Ryan Harrison (USA) vs.  John Millman (AUS)
This was their first meeting and Millman was primed after defeating Frances Tiafoe in the previous round; yet, it was the American who broke first. When you struggle with doubt, it takes very little to make you uncomfortable on the tennis court. Worse, you can become distracted by the smallest things. Harrison seemed in control after breaking early; yet, for no apparent reason he lost his serve to give the break back to the Australian, complicating the match and creating more pressure for himself because now he was serving from behind. To further increase his tension, the rain came and play was suspended with Harrison trailing 4-5.
He would have the entire rain delay to ponder where things went wrong and try to regain his composure for the battle ahead. Millman had nothing to lose, the burden of expectation rested squarely and perhaps uncomfortably on the shoulders of the American. Harrison was supposed to have the bigger serve but he served less than fifty percent for the first set and had no answer for the attack of his opponent in the tiebreak. He was on the brink of elimination in the second set when Millman returned the favor and got broken as he served for the match.

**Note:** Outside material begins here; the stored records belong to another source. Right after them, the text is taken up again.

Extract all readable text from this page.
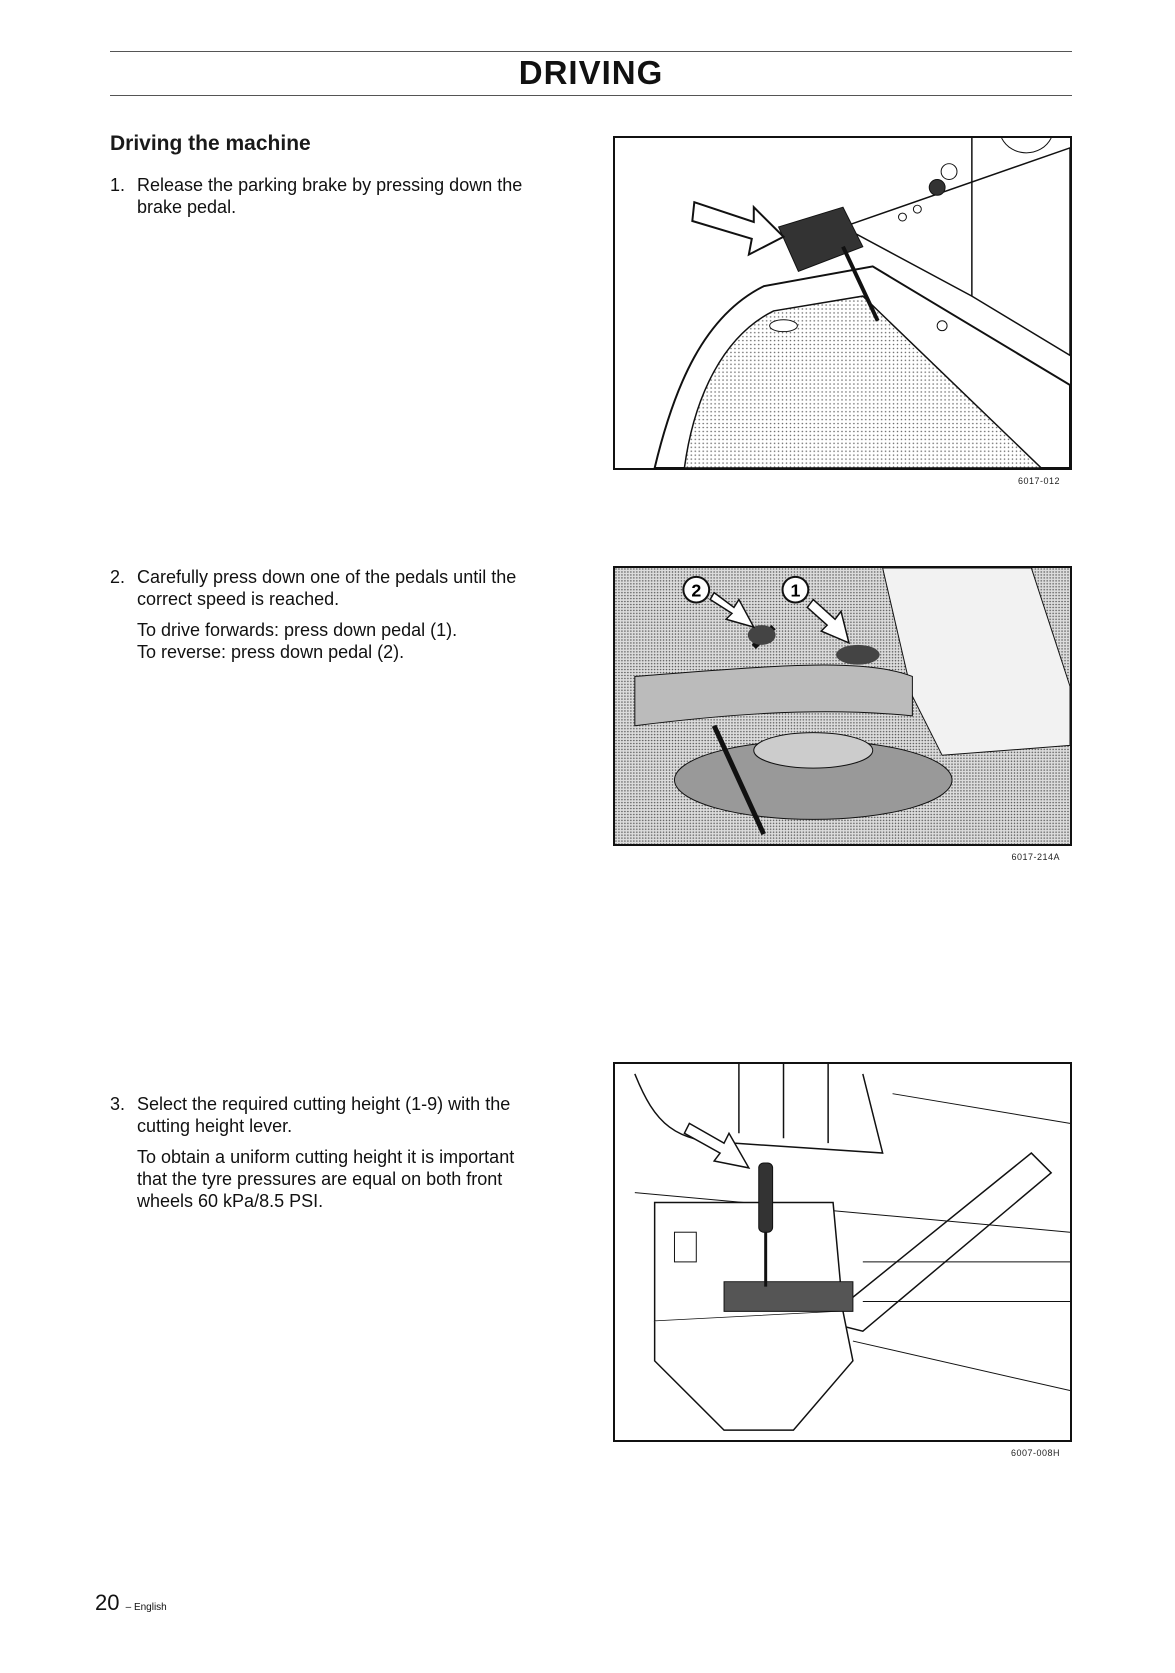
DRIVING
Driving the machine
1. Release the parking brake by pressing down the
brake pedal.

2. Carefully press down one of the pedals until the
correct speed is reached.

To drive forwards: press down pedal (1).
To reverse: press down pedal (2).

3. Select the required cutting height (1-9) with the
cutting height lever.

To obtain a uniform cutting height it is important
that the tyre pressures are equal on both front
wheels 60 kPa/8.5 PSI.

6017-012
2	1
6017-214A
6007-008H
20 – English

There is no place to hide on the tennis court and even less time to handle your emotions when things are not working the way you expected; some players handle adversity better than others and some players implode or perhaps, explode from the tension and frustration. Harrison found a way to fight through his emotions and with a little help from his opponent, who was struggling with nerves at the end, won it 6-7(2), 7-6(4), 7-5.